Greenspan SL, Ann Intern Med. 2007
51. PTH 1-84..
• Mean bone mineral density increased at the spine by 6.9%
and at the hip by 2.1% but decreased at the forearm in the
PTH-treated group.
• Parathyroid hormone treatment increased the percentage of
participants with hypercalciuria, hypercalcemia, and nausea
by 24% (CI, 20% to 27%), 23% (CI, 21% to 26%), and 14% (CI,
11% to 16%), respectively, compared with placebo.
Greenspan SL, Ann Intern Med. 2007
52. Teriparatide Once-Weekly Efficacy Research
(TOWER) Trial for Examining the Reduction in New
Vertebral Fractures in Subjects with Primary
Osteoporosis and High Fracture Risk
• Randomized, multicenter, double-blind, placebo-controlled
trial conducted in Japan.
• Subjects were 578 Japanese patients between the ages of 65
and 95 yr who had prevalent vertebral fracture.
• Subjects were randomly assigned to receive once-weekly sc
injections of teriparatide (56.5 g) or placebo for 72 wk.
• The primary endpoint was the incidence of new vertebral
fracture.
Nakamura et al. JCEM , September 2012
53. TOWER..
• Once-weekly injections of teriparatide reduced the risk of
new vertebral fracture with a cumulative incidence of 3.1% in
the teriparatide group, compared with 14.5%
• Relative risk of 0.20 (95% confidence interval, 0.09 to 0.45).
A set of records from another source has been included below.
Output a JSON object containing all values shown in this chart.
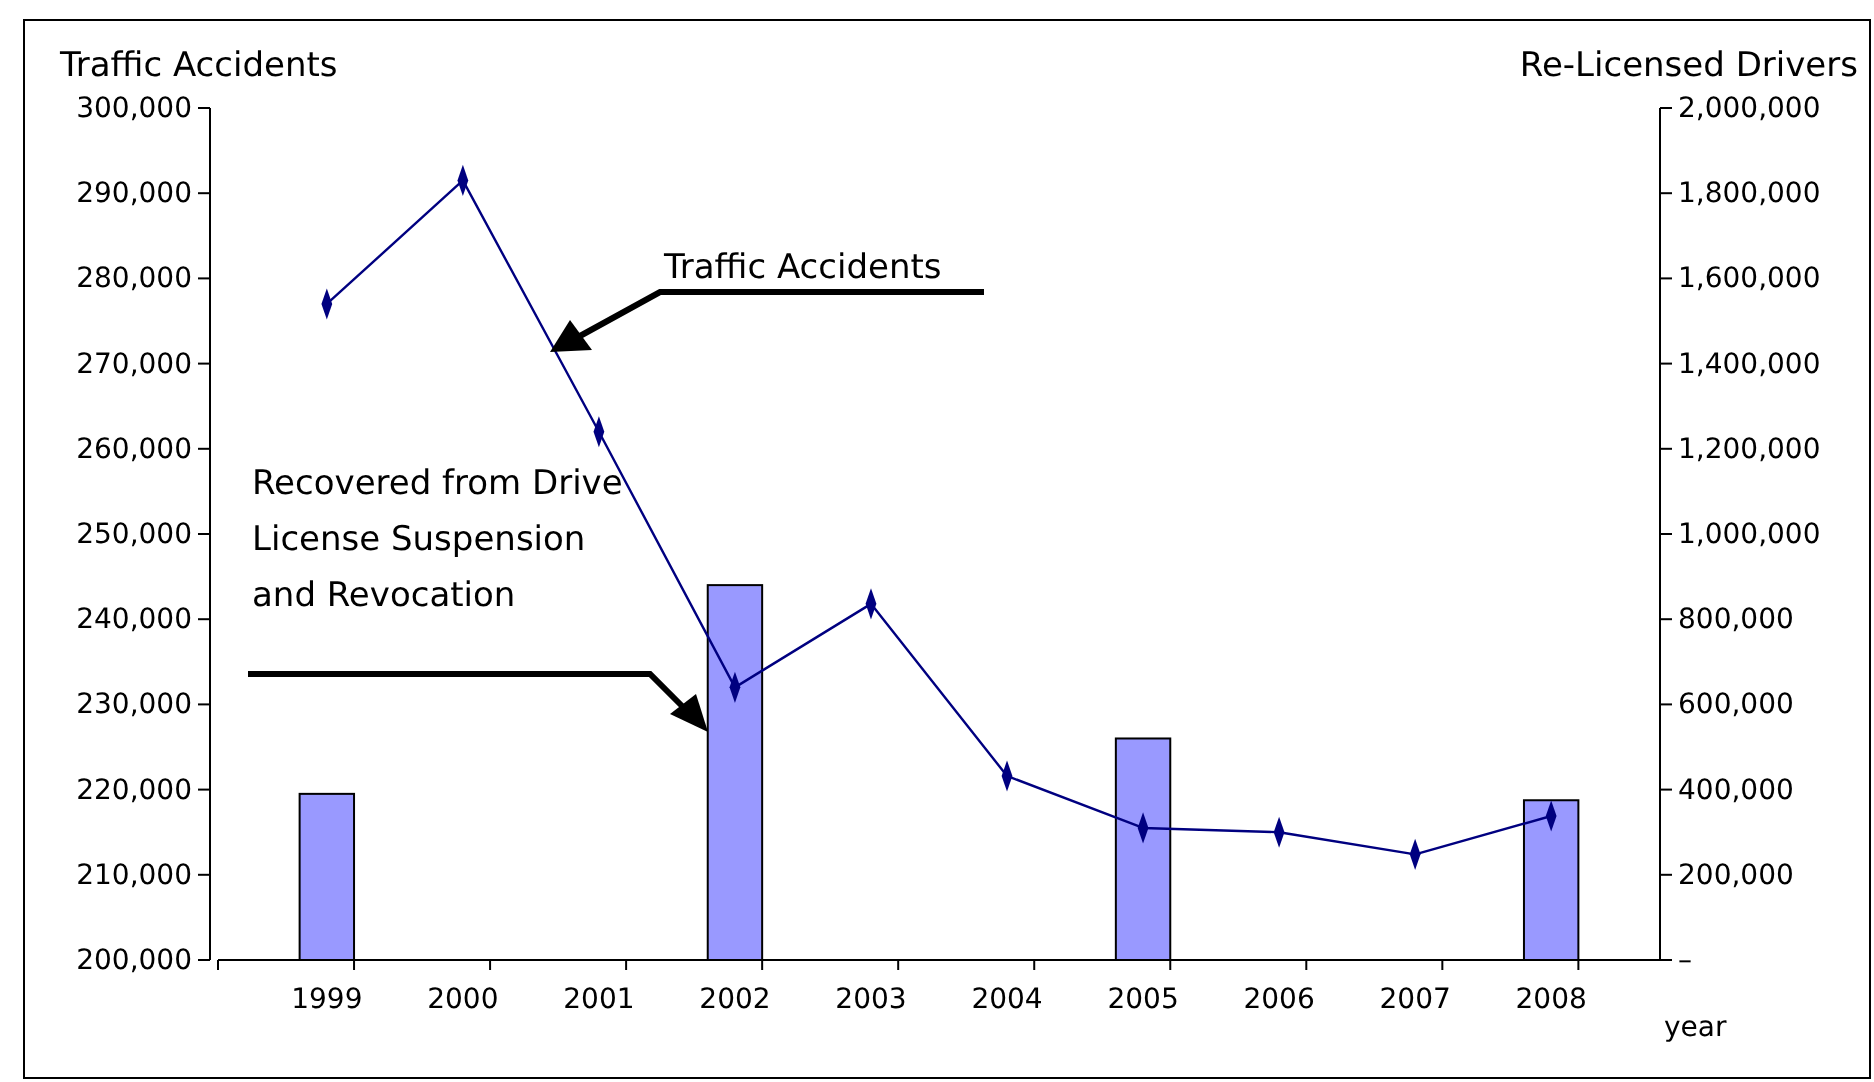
{
  "chart_data": {
    "type": "bar",
    "ylabel": "Traffic Accidents",
    "y2label": "Re-Licensed Drivers",
    "xlabel": "year",
    "categories": [
      "1999",
      "2000",
      "2001",
      "2002",
      "2003",
      "2004",
      "2005",
      "2006",
      "2007",
      "2008"
    ],
    "series": [
      {
        "axis": "y2",
        "color": "#9999ff",
        "values": [
          390000,
          null,
          null,
          880000,
          null,
          null,
          520000,
          null,
          null,
          375000
        ]
      },
      {
        "type": "line",
        "axis": "y",
        "color": "#000080",
        "values": [
          277000,
          291500,
          262000,
          232000,
          241800,
          221600,
          215500,
          215000,
          212400,
          216900
        ]
      }
    ],
    "ylim": [
      200000,
      300000
    ],
    "yticks": [
      {
        "value": 200000,
        "label": "200,000"
      },
      {
        "value": 210000,
        "label": "210,000"
      },
      {
        "value": 220000,
        "label": "220,000"
      },
      {
        "value": 230000,
        "label": "230,000"
      },
      {
        "value": 240000,
        "label": "240,000"
      },
      {
        "value": 250000,
        "label": "250,000"
      },
      {
        "value": 260000,
        "label": "260,000"
      },
      {
        "value": 270000,
        "label": "270,000"
      },
      {
        "value": 280000,
        "label": "280,000"
      },
      {
        "value": 290000,
        "label": "290,000"
      },
      {
        "value": 300000,
        "label": "300,000"
      }
    ],
    "y2lim": [
      0,
      2000000
    ],
    "y2ticks": [
      {
        "value": 0,
        "label": "–"
      },
      {
        "value": 200000,
        "label": "200,000"
      },
      {
        "value": 400000,
        "label": "400,000"
      },
      {
        "value": 600000,
        "label": "600,000"
      },
      {
        "value": 800000,
        "label": "800,000"
      },
      {
        "value": 1000000,
        "label": "1,000,000"
      },
      {
        "value": 1200000,
        "label": "1,200,000"
      },
      {
        "value": 1400000,
        "label": "1,400,000"
      },
      {
        "value": 1600000,
        "label": "1,600,000"
      },
      {
        "value": 1800000,
        "label": "1,800,000"
      },
      {
        "value": 2000000,
        "label": "2,000,000"
      }
    ],
    "marker": "diamond",
    "line_style": "solid",
    "grid": false,
    "legend": false,
    "annotations": [
      "Traffic Accidents",
      "Recovered from Drive License Suspension and Revocation"
    ]
  }
}
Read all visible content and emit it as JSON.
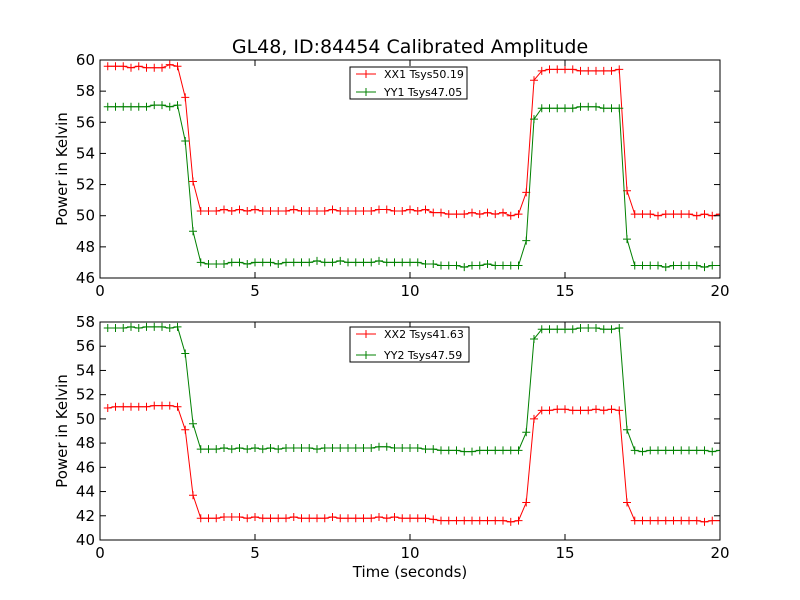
{
  "figure_title": "GL48, ID:84454 Calibrated Amplitude",
  "chart_data": [
    {
      "type": "line",
      "title": "GL48, ID:84454 Calibrated Amplitude",
      "xlabel": "",
      "ylabel": "Power in Kelvin",
      "xlim": [
        0,
        20
      ],
      "ylim": [
        46,
        60
      ],
      "xticks": [
        0,
        5,
        10,
        15,
        20
      ],
      "yticks": [
        46,
        48,
        50,
        52,
        54,
        56,
        58,
        60
      ],
      "grid": false,
      "legend_position": "top-center",
      "x": [
        0.25,
        0.5,
        0.75,
        1.0,
        1.25,
        1.5,
        1.75,
        2.0,
        2.25,
        2.5,
        2.75,
        3.0,
        3.25,
        3.5,
        3.75,
        4.0,
        4.25,
        4.5,
        4.75,
        5.0,
        5.25,
        5.5,
        5.75,
        6.0,
        6.25,
        6.5,
        6.75,
        7.0,
        7.25,
        7.5,
        7.75,
        8.0,
        8.25,
        8.5,
        8.75,
        9.0,
        9.25,
        9.5,
        9.75,
        10.0,
        10.25,
        10.5,
        10.75,
        11.0,
        11.25,
        11.5,
        11.75,
        12.0,
        12.25,
        12.5,
        12.75,
        13.0,
        13.25,
        13.5,
        13.75,
        14.0,
        14.25,
        14.5,
        14.75,
        15.0,
        15.25,
        15.5,
        15.75,
        16.0,
        16.25,
        16.5,
        16.75,
        17.0,
        17.25,
        17.5,
        17.75,
        18.0,
        18.25,
        18.5,
        18.75,
        19.0,
        19.25,
        19.5,
        19.75,
        20.0
      ],
      "series": [
        {
          "name": "XX1 Tsys50.19",
          "color": "#ff0000",
          "values": [
            59.6,
            59.6,
            59.6,
            59.5,
            59.6,
            59.5,
            59.5,
            59.5,
            59.7,
            59.6,
            57.6,
            52.2,
            50.3,
            50.3,
            50.3,
            50.4,
            50.3,
            50.4,
            50.3,
            50.4,
            50.3,
            50.3,
            50.3,
            50.3,
            50.4,
            50.3,
            50.3,
            50.3,
            50.3,
            50.4,
            50.3,
            50.3,
            50.3,
            50.3,
            50.3,
            50.4,
            50.4,
            50.3,
            50.3,
            50.4,
            50.3,
            50.4,
            50.2,
            50.2,
            50.1,
            50.1,
            50.1,
            50.2,
            50.1,
            50.2,
            50.1,
            50.2,
            50.0,
            50.1,
            51.5,
            58.7,
            59.3,
            59.4,
            59.4,
            59.4,
            59.4,
            59.3,
            59.3,
            59.3,
            59.3,
            59.3,
            59.4,
            51.6,
            50.1,
            50.1,
            50.1,
            50.0,
            50.1,
            50.1,
            50.1,
            50.1,
            50.0,
            50.1,
            50.0,
            50.1
          ]
        },
        {
          "name": "YY1 Tsys47.05",
          "color": "#008000",
          "values": [
            57.0,
            57.0,
            57.0,
            57.0,
            57.0,
            57.0,
            57.1,
            57.1,
            57.0,
            57.1,
            54.8,
            49.0,
            47.0,
            46.9,
            46.9,
            46.9,
            47.0,
            47.0,
            46.9,
            47.0,
            47.0,
            47.0,
            46.9,
            47.0,
            47.0,
            47.0,
            47.0,
            47.1,
            47.0,
            47.0,
            47.1,
            47.0,
            47.0,
            47.0,
            47.0,
            47.1,
            47.0,
            47.0,
            47.0,
            47.0,
            47.0,
            46.9,
            46.9,
            46.8,
            46.8,
            46.8,
            46.7,
            46.8,
            46.8,
            46.9,
            46.8,
            46.8,
            46.8,
            46.8,
            48.4,
            56.2,
            56.9,
            56.9,
            56.9,
            56.9,
            56.9,
            57.0,
            57.0,
            57.0,
            56.9,
            56.9,
            56.9,
            48.5,
            46.8,
            46.8,
            46.8,
            46.8,
            46.7,
            46.8,
            46.8,
            46.8,
            46.8,
            46.7,
            46.8,
            46.8
          ]
        }
      ]
    },
    {
      "type": "line",
      "title": "",
      "xlabel": "Time (seconds)",
      "ylabel": "Power in Kelvin",
      "xlim": [
        0,
        20
      ],
      "ylim": [
        40,
        58
      ],
      "xticks": [
        0,
        5,
        10,
        15,
        20
      ],
      "yticks": [
        40,
        42,
        44,
        46,
        48,
        50,
        52,
        54,
        56,
        58
      ],
      "grid": false,
      "legend_position": "top-center",
      "x": [
        0.25,
        0.5,
        0.75,
        1.0,
        1.25,
        1.5,
        1.75,
        2.0,
        2.25,
        2.5,
        2.75,
        3.0,
        3.25,
        3.5,
        3.75,
        4.0,
        4.25,
        4.5,
        4.75,
        5.0,
        5.25,
        5.5,
        5.75,
        6.0,
        6.25,
        6.5,
        6.75,
        7.0,
        7.25,
        7.5,
        7.75,
        8.0,
        8.25,
        8.5,
        8.75,
        9.0,
        9.25,
        9.5,
        9.75,
        10.0,
        10.25,
        10.5,
        10.75,
        11.0,
        11.25,
        11.5,
        11.75,
        12.0,
        12.25,
        12.5,
        12.75,
        13.0,
        13.25,
        13.5,
        13.75,
        14.0,
        14.25,
        14.5,
        14.75,
        15.0,
        15.25,
        15.5,
        15.75,
        16.0,
        16.25,
        16.5,
        16.75,
        17.0,
        17.25,
        17.5,
        17.75,
        18.0,
        18.25,
        18.5,
        18.75,
        19.0,
        19.25,
        19.5,
        19.75,
        20.0
      ],
      "series": [
        {
          "name": "XX2 Tsys41.63",
          "color": "#ff0000",
          "values": [
            50.9,
            51.0,
            51.0,
            51.0,
            51.0,
            51.0,
            51.1,
            51.1,
            51.1,
            51.0,
            49.1,
            43.7,
            41.8,
            41.8,
            41.8,
            41.9,
            41.9,
            41.9,
            41.8,
            41.9,
            41.8,
            41.8,
            41.8,
            41.8,
            41.9,
            41.8,
            41.8,
            41.8,
            41.8,
            41.9,
            41.8,
            41.8,
            41.8,
            41.8,
            41.8,
            41.9,
            41.8,
            41.9,
            41.8,
            41.8,
            41.8,
            41.8,
            41.7,
            41.6,
            41.6,
            41.6,
            41.6,
            41.6,
            41.6,
            41.6,
            41.6,
            41.6,
            41.5,
            41.6,
            43.1,
            50.0,
            50.7,
            50.7,
            50.8,
            50.8,
            50.7,
            50.7,
            50.7,
            50.8,
            50.7,
            50.8,
            50.7,
            43.1,
            41.6,
            41.6,
            41.6,
            41.6,
            41.6,
            41.6,
            41.6,
            41.6,
            41.6,
            41.5,
            41.6,
            41.6
          ]
        },
        {
          "name": "YY2 Tsys47.59",
          "color": "#008000",
          "values": [
            57.5,
            57.5,
            57.5,
            57.6,
            57.5,
            57.6,
            57.6,
            57.6,
            57.5,
            57.6,
            55.4,
            49.6,
            47.5,
            47.5,
            47.5,
            47.6,
            47.5,
            47.6,
            47.5,
            47.6,
            47.5,
            47.6,
            47.5,
            47.6,
            47.6,
            47.6,
            47.6,
            47.5,
            47.6,
            47.6,
            47.6,
            47.6,
            47.6,
            47.6,
            47.6,
            47.7,
            47.7,
            47.6,
            47.6,
            47.6,
            47.6,
            47.5,
            47.5,
            47.4,
            47.4,
            47.4,
            47.3,
            47.3,
            47.4,
            47.4,
            47.4,
            47.4,
            47.4,
            47.4,
            48.9,
            56.6,
            57.4,
            57.4,
            57.4,
            57.4,
            57.4,
            57.5,
            57.5,
            57.5,
            57.4,
            57.4,
            57.5,
            49.1,
            47.4,
            47.3,
            47.4,
            47.4,
            47.4,
            47.4,
            47.4,
            47.4,
            47.4,
            47.4,
            47.3,
            47.4
          ]
        }
      ]
    }
  ]
}
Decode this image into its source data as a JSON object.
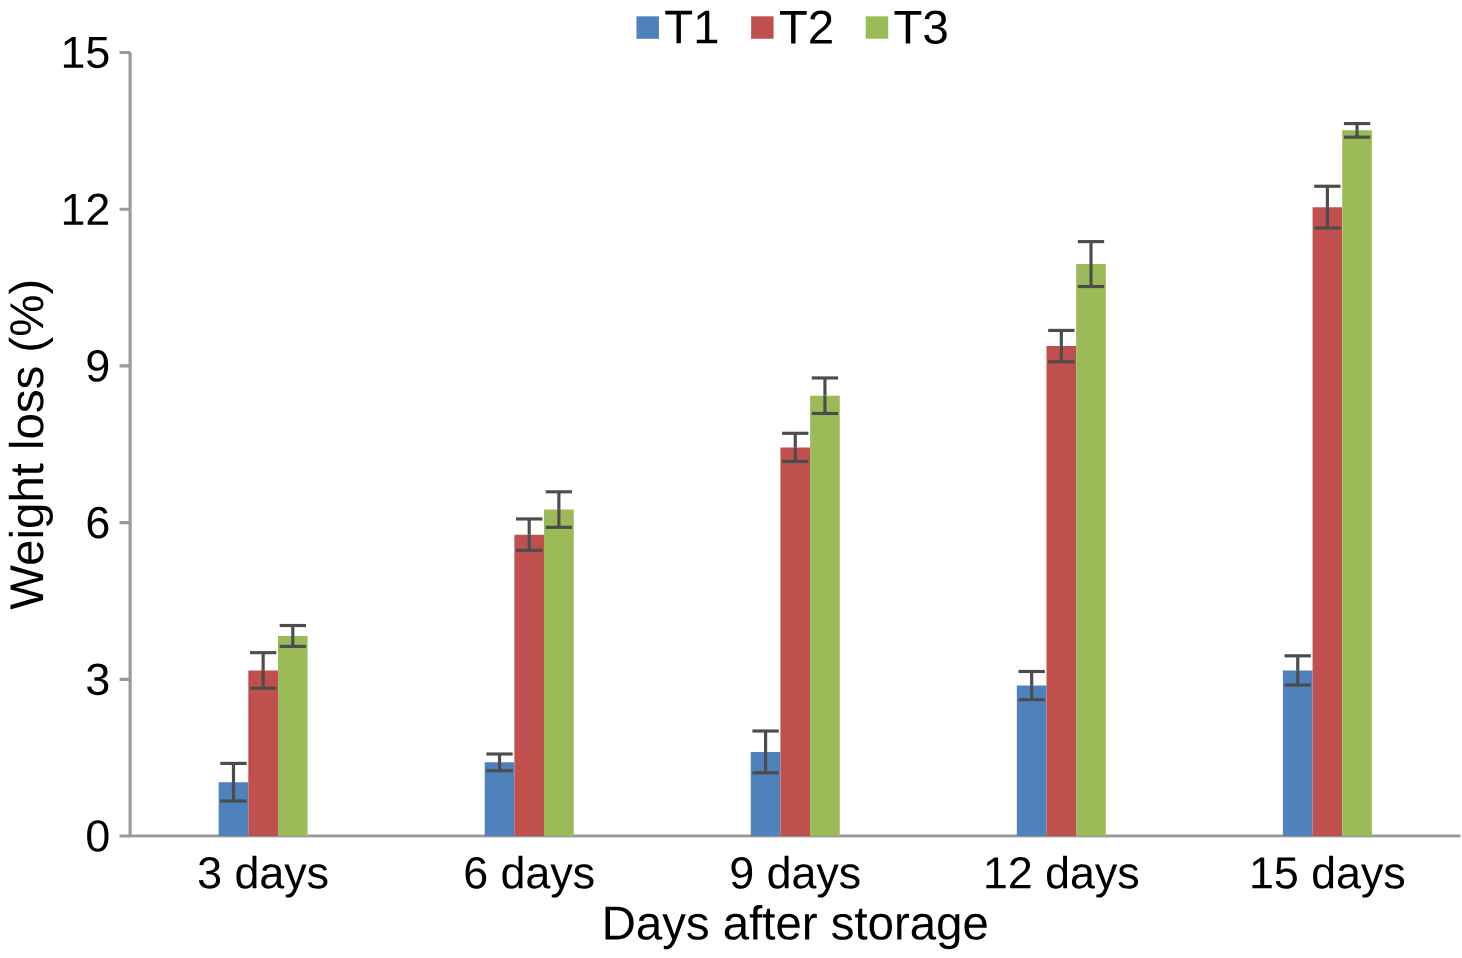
{
  "chart_data": {
    "type": "bar",
    "xlabel": "Days after storage",
    "ylabel": "Weight loss (%)",
    "categories": [
      "3 days",
      "6 days",
      "9 days",
      "12 days",
      "15 days"
    ],
    "series": [
      {
        "name": "T1",
        "color": "#4f81bd",
        "values": [
          1.03,
          1.41,
          1.61,
          2.88,
          3.17
        ],
        "errors": [
          0.36,
          0.16,
          0.4,
          0.27,
          0.28
        ]
      },
      {
        "name": "T2",
        "color": "#c0504d",
        "values": [
          3.17,
          5.77,
          7.44,
          9.38,
          12.04
        ],
        "errors": [
          0.34,
          0.3,
          0.27,
          0.3,
          0.4
        ]
      },
      {
        "name": "T3",
        "color": "#9bbb59",
        "values": [
          3.83,
          6.25,
          8.43,
          10.95,
          13.51
        ],
        "errors": [
          0.2,
          0.34,
          0.34,
          0.43,
          0.13
        ]
      }
    ],
    "ylim": [
      0,
      15
    ],
    "yticks": [
      0,
      3,
      6,
      9,
      12,
      15
    ],
    "legend": "top",
    "grid": false
  }
}
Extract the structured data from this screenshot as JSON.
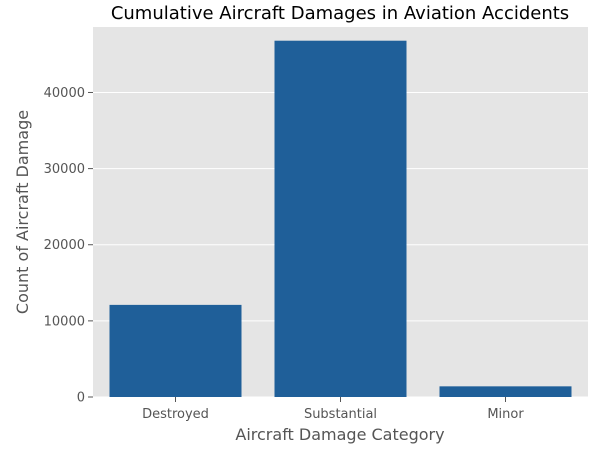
{
  "chart_data": {
    "type": "bar",
    "title": "Cumulative Aircraft Damages in Aviation Accidents",
    "xlabel": "Aircraft Damage Category",
    "ylabel": "Count of Aircraft Damage",
    "categories": [
      "Destroyed",
      "Substantial",
      "Minor"
    ],
    "values": [
      12100,
      46800,
      1400
    ],
    "ylim": [
      0,
      48600
    ],
    "yticks": [
      0,
      10000,
      20000,
      30000,
      40000
    ],
    "ytick_labels": [
      "0",
      "10000",
      "20000",
      "30000",
      "40000"
    ],
    "grid": true,
    "legend": "none",
    "colors": {
      "bar": "#1f5f99",
      "plot_background": "#e5e5e5",
      "grid": "#ffffff"
    }
  }
}
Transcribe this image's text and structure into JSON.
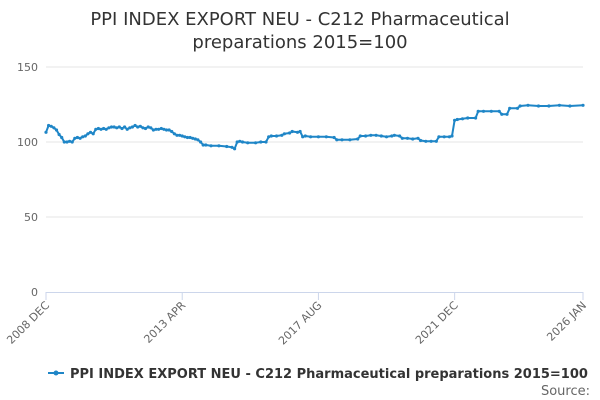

• At 72 wk, teriparatide administration increased bone mineral
density by 6.4, 3.0, and 2.3% at the lumbar spine, the total
hip, and the femoral neck, respectively, compared with the
placebo (P0.01).
• Adverse events (AE) and the dropout rates by AE were more
frequently experienced in the teriparatide group, but AE were
generally mild and tolerable
Nakamura et al. JCEM , September 2012
54. Summary
• Present antiresorptive treatments are effective, but some are
limited by side-effects, concurrent comorbidities, and
inadequate long-term compliance.
• The number of available drugs will increase considerably in
the coming years.
• Many of the new drugs combine efficacy with convenient
administration.
• Odanacatib and saracatinib represent a distinct class of
antiresorptives that inhibit osteoclast activity rather than
impairing osteoclast viability.
• There is a great need for additional and affordable anabolic
treatments in situations of severe osteoporosis, extensive
bone loss, and impaired fracture healing.